I genitori di Gesù si recavano ogni anno a Gerusalemme per la festa di Pasqua. Quando egli ebbe dodici anni, vi salirono secondo la consuetudine della festa. Ma, trascorsi i giorni, mentre riprendevano la via del ritorno, il fanciullo Gesù rimase a Gerusalemme, senza che i genitori se ne accorgessero. Credendo che egli fosse nella comitiva, fecero una giornata di viaggio, e poi si misero a cercarlo tra i parenti e i conoscenti; non avendolo trovato, tornarono in cerca di lui a Gerusalemme.

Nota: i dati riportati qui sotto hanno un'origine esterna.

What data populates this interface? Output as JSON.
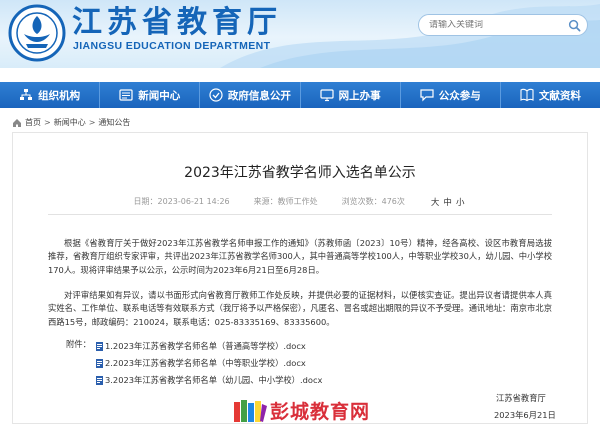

Dopo tre giorni lo trovarono nel tempio, seduto in mezzo ai maestri, mentre li ascoltava e li interrogava. E tutti quelli che l’udivano erano pieni di stupore per la sua intelligenza e le sue risposte.

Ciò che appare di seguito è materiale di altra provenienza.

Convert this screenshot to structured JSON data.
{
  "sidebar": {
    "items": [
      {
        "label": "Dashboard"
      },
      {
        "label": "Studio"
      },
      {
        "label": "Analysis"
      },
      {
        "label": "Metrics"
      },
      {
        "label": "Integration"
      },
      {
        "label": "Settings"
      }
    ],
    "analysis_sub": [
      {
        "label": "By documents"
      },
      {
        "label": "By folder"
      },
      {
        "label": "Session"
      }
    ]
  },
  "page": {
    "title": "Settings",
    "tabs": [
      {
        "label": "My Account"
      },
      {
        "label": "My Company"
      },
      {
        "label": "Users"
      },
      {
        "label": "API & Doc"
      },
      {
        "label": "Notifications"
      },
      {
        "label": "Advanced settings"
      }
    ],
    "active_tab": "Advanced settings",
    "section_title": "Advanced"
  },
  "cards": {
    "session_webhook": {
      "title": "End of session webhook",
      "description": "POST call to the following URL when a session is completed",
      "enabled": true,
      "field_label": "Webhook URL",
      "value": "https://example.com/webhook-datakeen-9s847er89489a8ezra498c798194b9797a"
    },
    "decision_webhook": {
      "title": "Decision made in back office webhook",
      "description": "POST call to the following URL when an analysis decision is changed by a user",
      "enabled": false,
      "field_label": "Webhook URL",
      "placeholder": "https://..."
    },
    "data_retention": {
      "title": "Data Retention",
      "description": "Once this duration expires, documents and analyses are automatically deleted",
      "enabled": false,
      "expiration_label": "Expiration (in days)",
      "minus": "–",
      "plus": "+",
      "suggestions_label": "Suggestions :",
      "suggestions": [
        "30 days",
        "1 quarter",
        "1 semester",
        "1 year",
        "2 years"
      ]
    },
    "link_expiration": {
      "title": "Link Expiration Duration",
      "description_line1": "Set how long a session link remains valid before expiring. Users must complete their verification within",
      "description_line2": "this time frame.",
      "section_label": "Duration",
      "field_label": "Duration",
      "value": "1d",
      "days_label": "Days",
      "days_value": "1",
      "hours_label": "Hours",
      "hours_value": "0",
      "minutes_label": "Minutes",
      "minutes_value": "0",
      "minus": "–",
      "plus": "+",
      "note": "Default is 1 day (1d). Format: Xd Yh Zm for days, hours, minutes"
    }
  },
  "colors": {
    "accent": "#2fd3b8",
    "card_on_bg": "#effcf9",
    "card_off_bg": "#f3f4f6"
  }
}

Al vederlo restarono stupiti, e sua madre gli disse: «Figlio, perché ci hai fatto questo? Ecco, tuo padre e io, angosciati, ti cercavamo». Ed egli rispose loro: «Perché mi cercavate? Non sapevate che io devo occuparmi delle cose del Padre mio?». Ma essi non compresero ciò che aveva detto loro.
Scese dunque con loro e venne a Nàzaret e stava loro sottomesso. Sua madre custodiva tutte queste cose nel suo cuore. E Gesù cresceva in sapienza, età e grazia davanti a Dio e agli uomini.

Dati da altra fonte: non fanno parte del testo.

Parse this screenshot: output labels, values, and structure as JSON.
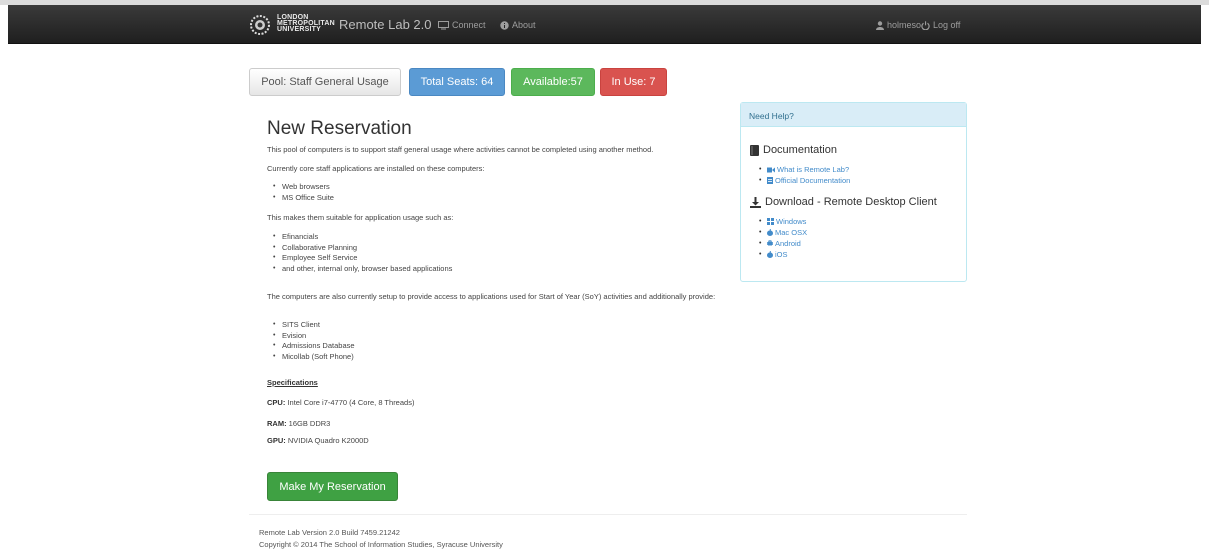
{
  "navbar": {
    "logo_lines": [
      "LONDON",
      "METROPOLITAN",
      "UNIVERSITY"
    ],
    "brand": "Remote Lab 2.0",
    "connect": "Connect",
    "about": "About",
    "user": "holmeso",
    "logoff": "Log off"
  },
  "pool": {
    "name": "Pool: Staff General Usage",
    "total": "Total Seats: 64",
    "available": "Available:57",
    "in_use": "In Use: 7"
  },
  "reservation": {
    "title": "New Reservation",
    "intro": "This pool of computers is to support staff general usage where activities cannot be completed using another method.",
    "core_intro": "Currently core staff applications are installed on these computers:",
    "core_apps": [
      "Web browsers",
      "MS Office Suite"
    ],
    "usage_intro": "This makes them suitable for application usage such as:",
    "usage": [
      "Efinancials",
      "Collaborative Planning",
      "Employee Self Service",
      "and other, internal only, browser based applications"
    ],
    "soy_intro": "The computers are also currently setup to provide access to applications used for Start of Year (SoY) activities and additionally provide:",
    "soy_apps": [
      "SITS Client",
      "Evision",
      "Admissions Database",
      "Micollab (Soft Phone)"
    ],
    "spec_heading": "Specifications",
    "cpu_label": "CPU:",
    "cpu": "Intel Core i7-4770 (4 Core, 8 Threads)",
    "ram_label": "RAM:",
    "ram": "16GB DDR3",
    "gpu_label": "GPU:",
    "gpu": "NVIDIA Quadro K2000D",
    "button": "Make My Reservation"
  },
  "help": {
    "heading": "Need Help?",
    "docs_title": "Documentation",
    "docs": [
      "What is Remote Lab?",
      "Official Documentation"
    ],
    "download_title": "Download - Remote Desktop Client",
    "downloads": [
      "Windows",
      "Mac OSX",
      "Android",
      "iOS"
    ]
  },
  "footer": {
    "version": "Remote Lab Version 2.0 Build 7459.21242",
    "copyright": "Copyright © 2014 The School of Information Studies, Syracuse University"
  },
  "colors": {
    "navbar": "#1f1f1f",
    "total": "#5b9bd5",
    "available": "#5cb85c",
    "in_use": "#d9534f",
    "reserve": "#3fa143",
    "help_head": "#d9edf7",
    "link": "#428bca"
  }
}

1Sam 1,20-22.24-28   Sal 83   1Gv 3,1-2.21-24   Lc 2,41-52


La grazia non sovverte la natura, al massimo la converte. Ne è prova come il Verbo incarnato non abbia vissuto la sua esistenza umana a fior di pelle, ma come una reale esistenza umana di crescita, di figliolanza, di appartenenza, assieme alla valutazione del finito alla luce dell’Infinito e dell’umano alla luce del Divino. Festeggiare la santa Famiglia dopo il Natale è un atto di realismo. È riconoscere che Gesù è se stesso anche grazie a Maria e Giuseppe. È capire – generalizzando – che l’opera di Dio nella nostra vita ha profonde radici nella nostra umanità perché la Grazia viene dal Cielo, ma germina nella terra.